Art and cultural critic Douglas Crimp, the Fanny Knapp Allen of Art History and a professor of visual and cultural studies, will deliver the first lecture of the Humanities Center’s public lecture series for the 2017–18 academic year.

Crimp will give his talk—“Relying on Memory: From AIDS to Merce Cunningham”—on September 26 at 5 p.m. in Conference Room D at the Humanities Center in Rush Rhees Library.

“Memory and Forgetting” is the theme of this year’s lecture series, which will bring an array of speakers, including Nobel Prize­–winning novelist Orhan Pamuk, contemporary artist Walid Ra’ad ’96 (PhD), neuroscientist Daniela Schiller, and Pulitzer Prize–winning historian Laurel Thatcher Ulrich, perhaps best known outside her field for penning the famous phrase “Well-behaved women seldom make history.”

Portrait of Douglas Crimp, sitting in front of a window, in a gray shirt,,
Douglas Crimp (photo by Alice O’Malley)

Crimp will read from and reflect on several of his books, including his newest book, Before Pictures, (University of Chicago Press, 2016). In it, he turns inward to deliver a historical snapshot of New York City from the late 1960s through much of the ’70s, based on his own memories of New York’s art world and gay life in the period.

Ambivalent about calling the book a memoir, Crimp says its true subject isn’t his own story, but the era in which he lived: “Its genesis is my AIDS writing and activism,” he says. Accordingly, he terms the text a hybrid, a kind of history rooted in memory.

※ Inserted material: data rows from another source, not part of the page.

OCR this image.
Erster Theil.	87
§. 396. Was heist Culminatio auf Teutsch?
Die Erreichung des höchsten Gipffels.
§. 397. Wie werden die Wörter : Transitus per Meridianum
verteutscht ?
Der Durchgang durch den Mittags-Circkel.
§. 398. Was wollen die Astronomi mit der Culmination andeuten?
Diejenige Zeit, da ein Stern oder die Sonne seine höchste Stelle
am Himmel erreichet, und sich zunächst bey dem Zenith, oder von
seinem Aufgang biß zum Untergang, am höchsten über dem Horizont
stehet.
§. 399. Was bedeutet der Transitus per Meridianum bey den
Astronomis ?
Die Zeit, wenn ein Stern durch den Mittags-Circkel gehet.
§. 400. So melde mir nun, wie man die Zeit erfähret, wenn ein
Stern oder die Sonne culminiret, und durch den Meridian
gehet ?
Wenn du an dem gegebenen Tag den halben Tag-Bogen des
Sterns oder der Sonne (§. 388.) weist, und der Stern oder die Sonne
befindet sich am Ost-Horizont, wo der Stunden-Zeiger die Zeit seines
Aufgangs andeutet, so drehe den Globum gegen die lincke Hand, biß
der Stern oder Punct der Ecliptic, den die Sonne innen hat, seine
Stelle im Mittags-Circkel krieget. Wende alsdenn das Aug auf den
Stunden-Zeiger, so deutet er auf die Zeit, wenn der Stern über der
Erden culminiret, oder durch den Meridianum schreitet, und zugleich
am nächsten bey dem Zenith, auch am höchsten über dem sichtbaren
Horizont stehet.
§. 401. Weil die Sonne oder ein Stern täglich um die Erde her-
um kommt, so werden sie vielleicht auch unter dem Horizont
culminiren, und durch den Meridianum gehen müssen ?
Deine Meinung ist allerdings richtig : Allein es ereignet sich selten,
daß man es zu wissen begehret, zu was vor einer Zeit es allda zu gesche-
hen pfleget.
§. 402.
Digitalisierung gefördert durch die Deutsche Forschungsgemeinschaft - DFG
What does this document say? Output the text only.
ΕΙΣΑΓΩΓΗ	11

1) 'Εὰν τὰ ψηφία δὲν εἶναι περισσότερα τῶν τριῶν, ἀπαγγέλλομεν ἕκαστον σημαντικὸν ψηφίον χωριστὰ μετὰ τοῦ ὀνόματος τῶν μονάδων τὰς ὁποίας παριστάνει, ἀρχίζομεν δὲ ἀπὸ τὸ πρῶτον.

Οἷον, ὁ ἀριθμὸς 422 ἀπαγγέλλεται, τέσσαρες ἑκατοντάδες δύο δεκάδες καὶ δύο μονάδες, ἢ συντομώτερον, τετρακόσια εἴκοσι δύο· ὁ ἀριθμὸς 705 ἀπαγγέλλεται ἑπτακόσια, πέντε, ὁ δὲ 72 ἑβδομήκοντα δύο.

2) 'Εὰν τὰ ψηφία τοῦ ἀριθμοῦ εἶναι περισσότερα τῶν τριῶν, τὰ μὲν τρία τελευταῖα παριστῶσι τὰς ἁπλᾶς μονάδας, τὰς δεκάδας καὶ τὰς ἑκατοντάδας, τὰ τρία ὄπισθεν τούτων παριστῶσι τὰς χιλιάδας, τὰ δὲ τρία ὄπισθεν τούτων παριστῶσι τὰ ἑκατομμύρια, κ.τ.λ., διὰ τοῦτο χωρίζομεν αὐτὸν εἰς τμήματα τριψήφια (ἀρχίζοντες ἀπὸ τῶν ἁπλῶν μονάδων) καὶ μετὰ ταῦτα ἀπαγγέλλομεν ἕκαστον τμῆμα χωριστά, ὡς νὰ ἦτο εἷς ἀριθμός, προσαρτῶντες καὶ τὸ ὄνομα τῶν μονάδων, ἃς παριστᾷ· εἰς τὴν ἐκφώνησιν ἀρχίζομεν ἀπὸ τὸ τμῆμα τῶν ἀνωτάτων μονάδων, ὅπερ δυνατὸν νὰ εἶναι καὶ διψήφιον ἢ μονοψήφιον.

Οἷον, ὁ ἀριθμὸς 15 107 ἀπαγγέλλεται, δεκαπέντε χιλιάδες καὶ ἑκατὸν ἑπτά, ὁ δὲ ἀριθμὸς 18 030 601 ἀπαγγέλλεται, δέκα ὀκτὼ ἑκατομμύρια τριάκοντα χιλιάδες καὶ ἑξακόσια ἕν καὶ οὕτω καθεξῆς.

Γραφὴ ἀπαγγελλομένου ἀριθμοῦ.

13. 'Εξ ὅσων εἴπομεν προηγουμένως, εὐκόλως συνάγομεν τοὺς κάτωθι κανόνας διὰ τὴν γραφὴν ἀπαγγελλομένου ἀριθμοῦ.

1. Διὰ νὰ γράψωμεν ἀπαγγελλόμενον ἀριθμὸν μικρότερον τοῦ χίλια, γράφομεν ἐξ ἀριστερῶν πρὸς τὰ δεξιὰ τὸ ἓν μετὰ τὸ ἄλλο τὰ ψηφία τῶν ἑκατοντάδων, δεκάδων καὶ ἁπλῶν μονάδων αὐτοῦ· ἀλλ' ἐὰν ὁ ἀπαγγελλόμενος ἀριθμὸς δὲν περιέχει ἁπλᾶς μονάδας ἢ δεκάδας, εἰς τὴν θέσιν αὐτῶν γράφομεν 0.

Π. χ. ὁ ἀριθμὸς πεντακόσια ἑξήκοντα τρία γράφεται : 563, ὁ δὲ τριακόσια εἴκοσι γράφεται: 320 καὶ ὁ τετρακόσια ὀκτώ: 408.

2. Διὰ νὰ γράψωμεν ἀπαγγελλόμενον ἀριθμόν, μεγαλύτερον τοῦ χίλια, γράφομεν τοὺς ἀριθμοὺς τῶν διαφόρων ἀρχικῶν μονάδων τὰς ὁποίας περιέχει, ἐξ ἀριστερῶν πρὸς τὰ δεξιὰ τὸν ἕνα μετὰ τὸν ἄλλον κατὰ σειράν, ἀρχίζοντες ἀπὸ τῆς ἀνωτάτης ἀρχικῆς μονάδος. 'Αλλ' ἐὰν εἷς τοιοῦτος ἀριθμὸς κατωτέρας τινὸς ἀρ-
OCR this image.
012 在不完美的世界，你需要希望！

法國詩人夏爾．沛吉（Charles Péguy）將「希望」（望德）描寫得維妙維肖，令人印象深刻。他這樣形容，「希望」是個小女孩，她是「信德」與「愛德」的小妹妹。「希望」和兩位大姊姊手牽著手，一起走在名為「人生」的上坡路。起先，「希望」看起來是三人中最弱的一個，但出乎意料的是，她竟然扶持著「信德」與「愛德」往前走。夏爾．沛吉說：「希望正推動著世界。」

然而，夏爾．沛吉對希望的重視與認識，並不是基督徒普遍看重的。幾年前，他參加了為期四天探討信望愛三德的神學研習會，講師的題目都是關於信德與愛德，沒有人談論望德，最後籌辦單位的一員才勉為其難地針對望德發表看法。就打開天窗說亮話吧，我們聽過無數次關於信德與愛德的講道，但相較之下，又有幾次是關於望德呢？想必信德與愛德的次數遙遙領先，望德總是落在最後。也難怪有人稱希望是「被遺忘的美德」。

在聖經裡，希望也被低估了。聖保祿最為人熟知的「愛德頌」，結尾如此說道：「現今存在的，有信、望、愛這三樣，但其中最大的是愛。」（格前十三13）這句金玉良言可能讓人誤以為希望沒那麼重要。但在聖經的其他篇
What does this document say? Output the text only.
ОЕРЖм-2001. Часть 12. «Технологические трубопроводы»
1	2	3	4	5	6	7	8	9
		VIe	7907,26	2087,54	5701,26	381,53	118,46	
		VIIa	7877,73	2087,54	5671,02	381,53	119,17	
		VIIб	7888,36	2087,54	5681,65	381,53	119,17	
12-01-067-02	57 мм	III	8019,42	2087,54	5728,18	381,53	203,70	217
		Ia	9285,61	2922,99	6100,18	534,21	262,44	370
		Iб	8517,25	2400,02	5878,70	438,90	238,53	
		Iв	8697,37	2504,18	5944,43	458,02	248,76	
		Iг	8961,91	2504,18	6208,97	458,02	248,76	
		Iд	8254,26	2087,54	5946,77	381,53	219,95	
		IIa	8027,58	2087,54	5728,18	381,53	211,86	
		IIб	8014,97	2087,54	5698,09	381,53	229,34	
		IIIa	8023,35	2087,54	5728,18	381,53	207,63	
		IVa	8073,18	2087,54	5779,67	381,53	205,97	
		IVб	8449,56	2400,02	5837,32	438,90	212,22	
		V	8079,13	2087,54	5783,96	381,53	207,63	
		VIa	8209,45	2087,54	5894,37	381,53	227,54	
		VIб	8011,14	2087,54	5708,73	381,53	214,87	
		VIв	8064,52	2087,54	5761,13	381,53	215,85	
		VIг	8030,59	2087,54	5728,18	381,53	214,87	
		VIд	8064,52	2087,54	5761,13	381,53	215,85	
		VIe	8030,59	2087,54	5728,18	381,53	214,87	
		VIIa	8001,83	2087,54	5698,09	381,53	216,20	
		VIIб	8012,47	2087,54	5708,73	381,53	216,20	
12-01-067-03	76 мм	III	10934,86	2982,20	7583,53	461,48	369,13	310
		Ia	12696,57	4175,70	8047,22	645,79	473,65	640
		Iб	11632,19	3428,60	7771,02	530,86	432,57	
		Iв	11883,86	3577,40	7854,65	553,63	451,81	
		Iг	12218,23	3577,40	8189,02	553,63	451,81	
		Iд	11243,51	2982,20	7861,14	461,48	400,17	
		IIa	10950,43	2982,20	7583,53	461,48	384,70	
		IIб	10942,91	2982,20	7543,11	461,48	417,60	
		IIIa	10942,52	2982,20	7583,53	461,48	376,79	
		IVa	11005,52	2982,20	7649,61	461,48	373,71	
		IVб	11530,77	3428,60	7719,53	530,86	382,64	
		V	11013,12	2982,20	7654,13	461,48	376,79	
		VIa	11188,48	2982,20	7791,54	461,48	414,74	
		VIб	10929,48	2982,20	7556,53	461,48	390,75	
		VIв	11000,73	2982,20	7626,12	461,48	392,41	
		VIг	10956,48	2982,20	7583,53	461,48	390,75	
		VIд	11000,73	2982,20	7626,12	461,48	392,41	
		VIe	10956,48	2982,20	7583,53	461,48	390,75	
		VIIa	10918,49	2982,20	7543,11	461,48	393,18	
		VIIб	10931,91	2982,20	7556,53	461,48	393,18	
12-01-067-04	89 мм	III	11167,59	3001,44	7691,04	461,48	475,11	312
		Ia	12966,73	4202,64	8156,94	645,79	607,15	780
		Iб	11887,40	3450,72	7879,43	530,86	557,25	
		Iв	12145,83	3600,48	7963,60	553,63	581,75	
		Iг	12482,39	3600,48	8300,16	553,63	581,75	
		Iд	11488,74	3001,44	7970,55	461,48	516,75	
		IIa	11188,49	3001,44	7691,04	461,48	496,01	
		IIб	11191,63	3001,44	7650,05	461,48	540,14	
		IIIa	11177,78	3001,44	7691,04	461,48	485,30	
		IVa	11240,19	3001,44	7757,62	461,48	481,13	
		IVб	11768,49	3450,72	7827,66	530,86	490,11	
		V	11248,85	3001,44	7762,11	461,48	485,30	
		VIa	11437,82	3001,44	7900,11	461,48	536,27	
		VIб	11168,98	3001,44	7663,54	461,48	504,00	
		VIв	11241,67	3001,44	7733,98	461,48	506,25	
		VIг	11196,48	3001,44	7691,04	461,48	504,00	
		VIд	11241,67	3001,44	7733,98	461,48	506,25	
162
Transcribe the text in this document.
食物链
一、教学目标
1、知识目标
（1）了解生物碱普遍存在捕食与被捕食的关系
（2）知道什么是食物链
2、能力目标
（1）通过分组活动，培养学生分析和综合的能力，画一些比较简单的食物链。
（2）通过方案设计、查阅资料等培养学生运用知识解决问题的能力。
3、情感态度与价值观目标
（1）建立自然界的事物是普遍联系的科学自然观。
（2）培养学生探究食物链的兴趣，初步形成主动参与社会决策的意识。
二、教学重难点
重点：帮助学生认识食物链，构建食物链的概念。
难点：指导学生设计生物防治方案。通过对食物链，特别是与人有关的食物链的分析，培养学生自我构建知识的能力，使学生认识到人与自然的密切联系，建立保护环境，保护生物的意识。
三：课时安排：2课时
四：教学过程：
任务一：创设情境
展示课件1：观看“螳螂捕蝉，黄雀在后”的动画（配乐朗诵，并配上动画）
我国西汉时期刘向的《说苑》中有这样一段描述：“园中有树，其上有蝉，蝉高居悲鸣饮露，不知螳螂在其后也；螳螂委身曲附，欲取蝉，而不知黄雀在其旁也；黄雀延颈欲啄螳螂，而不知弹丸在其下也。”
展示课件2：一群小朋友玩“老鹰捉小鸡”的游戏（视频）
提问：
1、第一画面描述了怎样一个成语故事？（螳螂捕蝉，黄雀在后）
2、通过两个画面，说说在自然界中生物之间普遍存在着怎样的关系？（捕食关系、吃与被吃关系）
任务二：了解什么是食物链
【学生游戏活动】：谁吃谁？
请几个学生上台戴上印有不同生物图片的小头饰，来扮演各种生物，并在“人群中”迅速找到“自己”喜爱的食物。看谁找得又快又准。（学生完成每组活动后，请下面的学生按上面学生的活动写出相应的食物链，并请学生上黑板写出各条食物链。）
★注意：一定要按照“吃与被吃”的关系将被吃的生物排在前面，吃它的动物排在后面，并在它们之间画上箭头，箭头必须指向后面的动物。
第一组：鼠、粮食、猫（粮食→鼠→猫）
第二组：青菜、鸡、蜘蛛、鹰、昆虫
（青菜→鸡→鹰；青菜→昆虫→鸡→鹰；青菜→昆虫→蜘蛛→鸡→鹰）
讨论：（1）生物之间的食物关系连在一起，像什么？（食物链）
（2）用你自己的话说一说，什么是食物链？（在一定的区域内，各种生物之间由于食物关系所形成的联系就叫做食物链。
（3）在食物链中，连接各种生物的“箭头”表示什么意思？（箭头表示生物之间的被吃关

Crimp—whose other books include “Our Kind of Movie”: The Films of Andy Warhol (MIT Press, 2012) and Melancholia and Moralism: Essays on AIDS and Queer Politics (MIT Press, 2002)—uses memory-based writing in other works, too. A recent essay on choreographer Merce Cunningham, for instance, uses recollections about his own experiences with Cunningham’s art as its scaffolding. For that piece, memory is a “way to begin, to set up the more analytical aspects of the essay I want to write,” Crimp says.

But Before Pictures is different. There, recollections—both accurate and misremembered—serve a more fundamental purpose. The personal stake of a writer in a subject is essential, he argues, and academic prose often obscures it. He insists on his own “subjective position, my own partiality in both senses of the word. And I find that a useful corrective to the sort of performance of objectivity that’s in most academic writing,” he says.

Crimp is quick to note that he works as a critic, not a historian, and so is freed from the methodological requirements particular to that discipline. “But at the same time, [in Before Pictures] I think I’ve written a kind of history of New York City in a particular period that enriches our sense of what New York was, and not in spite of but because of the fact that it uses that partiality,” he says.